The tech world in which Linden Lab, it's world and it's residents live in is not a culture that celebrates freedom.  It gives mouth to democratic ideals but it doesn't live by them.  The tech industry lives by their EULAs.  In which they straitjacket their customers into living their way or the highway.  A nascent movement infused with fascist aesthetics is taking shape with in the tech world...called Singularity.  In this movement, it's adherents think they will achieve immortality by creating super human intelligence.  And that by merging with this intelligence the human race will transcend it's "meat based" (the horrific term techies use to describe their bodies) origins.

But the real heart of the Singularity is the idea of better intelligence or smarter minds.
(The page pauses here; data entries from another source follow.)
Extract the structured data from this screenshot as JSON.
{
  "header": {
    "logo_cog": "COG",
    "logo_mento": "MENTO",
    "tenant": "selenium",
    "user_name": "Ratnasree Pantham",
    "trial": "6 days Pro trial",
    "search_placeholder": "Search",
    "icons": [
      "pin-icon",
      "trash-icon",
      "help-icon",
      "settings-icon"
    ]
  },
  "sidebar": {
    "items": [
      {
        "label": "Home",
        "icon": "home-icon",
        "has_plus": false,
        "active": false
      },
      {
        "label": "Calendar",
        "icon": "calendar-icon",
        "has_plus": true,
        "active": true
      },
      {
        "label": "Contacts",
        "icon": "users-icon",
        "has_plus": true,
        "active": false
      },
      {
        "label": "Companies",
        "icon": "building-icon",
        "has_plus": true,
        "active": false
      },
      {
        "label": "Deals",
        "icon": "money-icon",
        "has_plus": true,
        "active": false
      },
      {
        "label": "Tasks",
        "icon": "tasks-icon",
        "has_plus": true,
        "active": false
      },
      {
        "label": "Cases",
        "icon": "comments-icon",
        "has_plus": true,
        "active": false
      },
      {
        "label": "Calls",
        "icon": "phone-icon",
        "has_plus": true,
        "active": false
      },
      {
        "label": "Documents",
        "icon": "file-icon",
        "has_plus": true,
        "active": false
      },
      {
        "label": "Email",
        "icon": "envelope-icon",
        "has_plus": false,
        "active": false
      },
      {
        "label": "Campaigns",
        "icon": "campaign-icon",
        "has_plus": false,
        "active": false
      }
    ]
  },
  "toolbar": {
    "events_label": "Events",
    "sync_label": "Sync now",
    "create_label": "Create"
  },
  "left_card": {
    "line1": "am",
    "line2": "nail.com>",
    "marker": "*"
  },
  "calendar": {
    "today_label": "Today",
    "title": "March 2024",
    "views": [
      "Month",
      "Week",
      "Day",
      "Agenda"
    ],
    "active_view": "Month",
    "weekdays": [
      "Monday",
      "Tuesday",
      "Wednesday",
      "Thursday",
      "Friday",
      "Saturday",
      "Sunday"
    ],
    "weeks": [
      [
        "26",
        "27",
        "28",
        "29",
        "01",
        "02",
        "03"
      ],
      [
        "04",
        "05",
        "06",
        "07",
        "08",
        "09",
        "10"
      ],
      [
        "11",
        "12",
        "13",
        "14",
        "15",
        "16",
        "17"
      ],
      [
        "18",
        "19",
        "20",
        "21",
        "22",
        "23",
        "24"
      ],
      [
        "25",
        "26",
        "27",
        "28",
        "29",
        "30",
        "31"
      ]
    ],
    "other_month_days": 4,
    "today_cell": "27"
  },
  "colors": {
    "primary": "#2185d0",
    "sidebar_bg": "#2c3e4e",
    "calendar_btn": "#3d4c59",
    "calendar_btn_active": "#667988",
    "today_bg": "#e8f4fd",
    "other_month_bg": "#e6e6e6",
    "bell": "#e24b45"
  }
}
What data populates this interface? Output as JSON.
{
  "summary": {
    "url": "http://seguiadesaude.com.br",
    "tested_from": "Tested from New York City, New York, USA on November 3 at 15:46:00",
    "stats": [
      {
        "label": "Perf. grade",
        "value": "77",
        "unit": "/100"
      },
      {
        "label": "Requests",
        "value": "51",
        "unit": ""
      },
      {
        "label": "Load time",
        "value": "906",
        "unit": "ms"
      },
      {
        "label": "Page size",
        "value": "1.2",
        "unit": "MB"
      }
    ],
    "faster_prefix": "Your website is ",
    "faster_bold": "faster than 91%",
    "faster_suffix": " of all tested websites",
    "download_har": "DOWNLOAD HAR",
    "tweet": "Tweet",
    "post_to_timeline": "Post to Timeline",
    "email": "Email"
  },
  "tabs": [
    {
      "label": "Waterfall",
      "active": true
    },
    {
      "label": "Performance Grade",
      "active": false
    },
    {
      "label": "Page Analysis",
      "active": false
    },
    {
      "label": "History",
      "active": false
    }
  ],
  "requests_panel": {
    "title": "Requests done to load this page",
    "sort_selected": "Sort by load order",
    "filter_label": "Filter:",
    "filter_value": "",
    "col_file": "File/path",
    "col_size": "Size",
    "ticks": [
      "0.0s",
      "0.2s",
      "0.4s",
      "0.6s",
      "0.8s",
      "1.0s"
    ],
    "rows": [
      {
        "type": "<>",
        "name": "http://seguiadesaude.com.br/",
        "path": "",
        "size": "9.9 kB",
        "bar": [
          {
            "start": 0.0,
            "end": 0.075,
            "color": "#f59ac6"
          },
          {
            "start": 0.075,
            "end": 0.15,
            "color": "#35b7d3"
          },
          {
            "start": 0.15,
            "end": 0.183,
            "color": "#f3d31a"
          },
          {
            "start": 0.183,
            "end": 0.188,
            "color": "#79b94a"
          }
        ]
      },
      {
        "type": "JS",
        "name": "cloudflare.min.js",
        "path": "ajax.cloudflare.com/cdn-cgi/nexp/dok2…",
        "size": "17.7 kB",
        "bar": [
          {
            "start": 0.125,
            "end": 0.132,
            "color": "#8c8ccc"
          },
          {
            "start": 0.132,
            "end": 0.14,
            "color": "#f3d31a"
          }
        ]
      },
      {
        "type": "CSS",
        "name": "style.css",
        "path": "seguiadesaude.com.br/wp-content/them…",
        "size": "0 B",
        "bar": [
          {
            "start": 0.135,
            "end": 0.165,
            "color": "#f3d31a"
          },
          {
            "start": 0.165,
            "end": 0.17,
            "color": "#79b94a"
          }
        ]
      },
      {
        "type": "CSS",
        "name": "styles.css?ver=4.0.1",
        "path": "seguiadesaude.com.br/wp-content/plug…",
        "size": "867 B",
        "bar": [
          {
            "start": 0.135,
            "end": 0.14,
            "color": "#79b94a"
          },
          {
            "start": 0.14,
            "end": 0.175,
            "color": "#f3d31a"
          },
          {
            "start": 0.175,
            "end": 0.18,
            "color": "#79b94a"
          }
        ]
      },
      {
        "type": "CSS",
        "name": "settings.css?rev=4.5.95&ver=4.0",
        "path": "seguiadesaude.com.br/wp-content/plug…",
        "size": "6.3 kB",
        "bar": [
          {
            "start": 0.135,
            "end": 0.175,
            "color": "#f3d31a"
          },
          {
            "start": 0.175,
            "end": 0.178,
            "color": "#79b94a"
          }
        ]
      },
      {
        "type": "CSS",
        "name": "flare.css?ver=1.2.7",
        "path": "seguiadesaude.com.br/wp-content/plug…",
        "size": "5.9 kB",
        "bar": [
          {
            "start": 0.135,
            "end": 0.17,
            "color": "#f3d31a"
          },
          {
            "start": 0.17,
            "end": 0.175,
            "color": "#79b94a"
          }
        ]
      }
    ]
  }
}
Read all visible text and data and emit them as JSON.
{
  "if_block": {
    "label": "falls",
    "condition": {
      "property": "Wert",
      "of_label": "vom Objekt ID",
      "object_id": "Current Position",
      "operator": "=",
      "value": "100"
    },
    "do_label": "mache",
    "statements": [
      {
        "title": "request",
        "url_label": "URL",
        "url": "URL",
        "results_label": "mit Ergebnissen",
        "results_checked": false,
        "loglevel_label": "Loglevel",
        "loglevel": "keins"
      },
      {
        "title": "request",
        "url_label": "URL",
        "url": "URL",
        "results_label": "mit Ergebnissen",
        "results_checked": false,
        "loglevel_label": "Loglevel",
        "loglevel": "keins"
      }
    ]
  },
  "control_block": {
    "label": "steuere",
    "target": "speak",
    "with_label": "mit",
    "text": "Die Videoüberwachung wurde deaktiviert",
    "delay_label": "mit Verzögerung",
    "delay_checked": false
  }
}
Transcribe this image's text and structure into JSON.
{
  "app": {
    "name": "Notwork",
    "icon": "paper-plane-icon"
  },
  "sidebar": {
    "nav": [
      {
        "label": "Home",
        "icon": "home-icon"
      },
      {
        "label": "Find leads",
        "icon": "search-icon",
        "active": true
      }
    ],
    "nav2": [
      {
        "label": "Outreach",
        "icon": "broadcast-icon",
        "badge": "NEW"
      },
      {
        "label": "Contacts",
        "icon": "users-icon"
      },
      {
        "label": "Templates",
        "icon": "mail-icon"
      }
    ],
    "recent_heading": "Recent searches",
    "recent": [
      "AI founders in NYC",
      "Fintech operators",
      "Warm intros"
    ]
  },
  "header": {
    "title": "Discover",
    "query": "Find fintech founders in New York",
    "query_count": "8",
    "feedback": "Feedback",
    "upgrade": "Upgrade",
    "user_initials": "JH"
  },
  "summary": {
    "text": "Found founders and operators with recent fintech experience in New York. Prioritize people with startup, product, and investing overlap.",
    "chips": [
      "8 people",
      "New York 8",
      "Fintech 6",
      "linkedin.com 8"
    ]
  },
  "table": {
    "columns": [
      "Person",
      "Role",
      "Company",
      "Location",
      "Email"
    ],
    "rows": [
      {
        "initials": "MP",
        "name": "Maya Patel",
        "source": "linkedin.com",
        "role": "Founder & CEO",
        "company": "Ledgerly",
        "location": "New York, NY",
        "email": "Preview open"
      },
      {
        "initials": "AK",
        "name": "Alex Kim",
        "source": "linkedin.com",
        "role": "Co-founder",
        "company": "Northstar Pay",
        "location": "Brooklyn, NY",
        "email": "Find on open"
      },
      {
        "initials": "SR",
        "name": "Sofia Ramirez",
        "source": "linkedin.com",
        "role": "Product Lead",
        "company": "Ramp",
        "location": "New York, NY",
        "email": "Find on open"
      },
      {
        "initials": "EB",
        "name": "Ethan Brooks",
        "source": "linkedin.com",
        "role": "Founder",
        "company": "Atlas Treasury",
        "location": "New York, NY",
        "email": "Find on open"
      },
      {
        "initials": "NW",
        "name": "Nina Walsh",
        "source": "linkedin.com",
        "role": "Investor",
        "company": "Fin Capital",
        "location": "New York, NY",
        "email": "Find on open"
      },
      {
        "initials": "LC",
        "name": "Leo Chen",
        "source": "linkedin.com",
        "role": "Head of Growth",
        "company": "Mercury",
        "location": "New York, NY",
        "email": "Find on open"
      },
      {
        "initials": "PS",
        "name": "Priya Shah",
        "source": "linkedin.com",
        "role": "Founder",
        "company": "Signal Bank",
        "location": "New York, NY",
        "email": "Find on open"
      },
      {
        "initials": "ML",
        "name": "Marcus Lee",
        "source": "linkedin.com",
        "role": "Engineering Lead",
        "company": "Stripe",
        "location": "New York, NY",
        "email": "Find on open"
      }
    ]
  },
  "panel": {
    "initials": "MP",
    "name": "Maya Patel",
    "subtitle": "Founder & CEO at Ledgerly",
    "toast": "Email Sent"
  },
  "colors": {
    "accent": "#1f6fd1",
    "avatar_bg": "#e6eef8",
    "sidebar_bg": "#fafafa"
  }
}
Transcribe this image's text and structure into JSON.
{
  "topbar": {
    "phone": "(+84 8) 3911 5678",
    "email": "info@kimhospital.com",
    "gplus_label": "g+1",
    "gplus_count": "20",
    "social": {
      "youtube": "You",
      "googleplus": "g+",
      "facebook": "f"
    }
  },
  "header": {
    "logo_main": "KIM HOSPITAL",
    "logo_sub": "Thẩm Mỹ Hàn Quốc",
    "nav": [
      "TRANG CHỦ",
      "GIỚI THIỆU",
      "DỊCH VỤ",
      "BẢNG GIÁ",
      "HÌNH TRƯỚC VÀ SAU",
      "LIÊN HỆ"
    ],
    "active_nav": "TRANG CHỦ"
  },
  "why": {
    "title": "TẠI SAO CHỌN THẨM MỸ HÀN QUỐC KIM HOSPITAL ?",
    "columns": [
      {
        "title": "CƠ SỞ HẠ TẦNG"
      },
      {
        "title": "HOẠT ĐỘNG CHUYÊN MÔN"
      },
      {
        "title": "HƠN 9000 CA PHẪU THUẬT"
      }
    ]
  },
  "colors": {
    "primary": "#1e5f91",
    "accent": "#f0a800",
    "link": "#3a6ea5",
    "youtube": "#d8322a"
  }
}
Humans are not just bigger chimps; we are better chimps.
What is Singularity?  Website

Another dark heart lying inside this movement is that not all humans will achieve this singularity.  Only the smartest and the richest will be allowed to pass.  Hence by their purpose of "selection" the singularity fascists wish to create a super race.

The singularity fascist aesthetic lives inside Second Life and is nurtured.  Inside Second Life we are all a race of the super beautiful.  Some of us have even conned ourselves into thinking we are quicker than the average computer user because we "get" Second Life and that its more than a game.  There is no old age in SL unless a resident wears an old age skin as a kind of joke.  The fascist aesthetic ideal of purity extends to our sims.  In which the nature sims are incredibly popular compared to the rest.  As in my own example above, its more prevalent on the SL flickr sites to see avatars gamboling about in pristine nature settings then it is to see them in Blade Runner Sci Fi sims.  Again it is important to hark back to the separation of fascist aesthetics from fascist movements.  Therefore SL is not obsessed with tall and blond super gods.  That is not the point of this particular ur fascist aesthetic.  However I do notice a liking for the tall, dark and handsome for both men and women.  Another strange note is that the avatars are overwhelmingly caucasian or of mixed race.  But whatever avatar a resident wears, it must be beautiful.  Its rather hard to create a truly unattractive avatar in SL and more daunting to wear it.

Since I swim in this world, I have to question my own screenshots.  Is there such an aesthetic that lies dormant in my own brain?  Is this aesthetic inherent in all human beings but only buds when exposed to fascistic environments?  Since Philip Linden is a fan of Singularity, it leads me to question his company's methods of interacting with it's customers. It leads me to suspect even more that SL was a test bed for something more than a place to allow customers to create their own geegaws.  And its obvious to even the most obtuse that we fell short of some kind of measuring stick.  It all indicates that this movement needs to be closely scrutinized.  And I believe one way will be through the creations of it's residents...including my own.